As part of that faith group and representing the Baptists was Marcos Antonio Ramos, very influential as pastor and intellectual in exile and of great reputation among Cuban Baptists.  They not only defended the validity of the Varela Project in exile, in the middle of many instances of misunderstanding and confusion but also in an indirect way and thanks to the broadcasting helped to inform many like me on the island.

Whatever happens from here on I will be eternally satisfied that I will not be able to say that they did not knock on my door, and when they knocked I accepted the challenge:  I am a signatory of the Varela Project and I refused to endorse the reform of the Constitution that declared the irrevocable character of socialism in Cuba, a clumsy reaction of the regime before the mastery of Paya, celebrated by Carter in his visit to the island as well as various figures from around the world.
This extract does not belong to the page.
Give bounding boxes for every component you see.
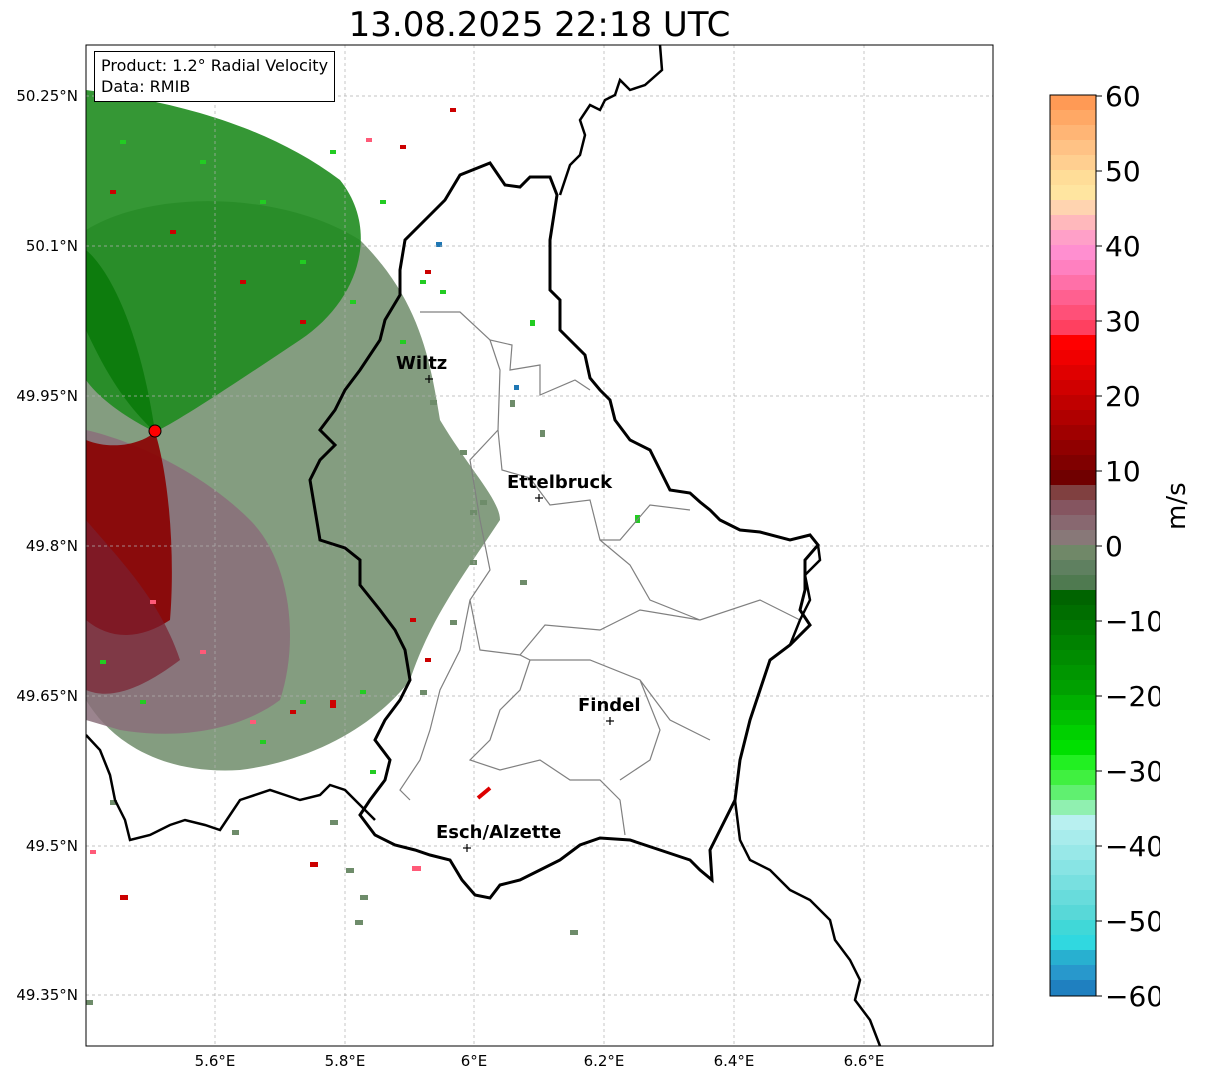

The correctness of my citizen decisions I owe in great part to the influence that notwithstanding such obstacles came to me from one Paya with whom I never had the honor of shaking hands, but from whom I always had the joy of finding myself spiritually near, and now more.  The arguments that were heard from this brave man, opposing all the useless indoctrination of the regime’s propaganda to which I was exposed during all the years of my childhood, adolescence and early adulthood, made me react to the reality that I had a right to rights, and with me my fellow man, the totality of my fellow citizens, with all and for the good of all.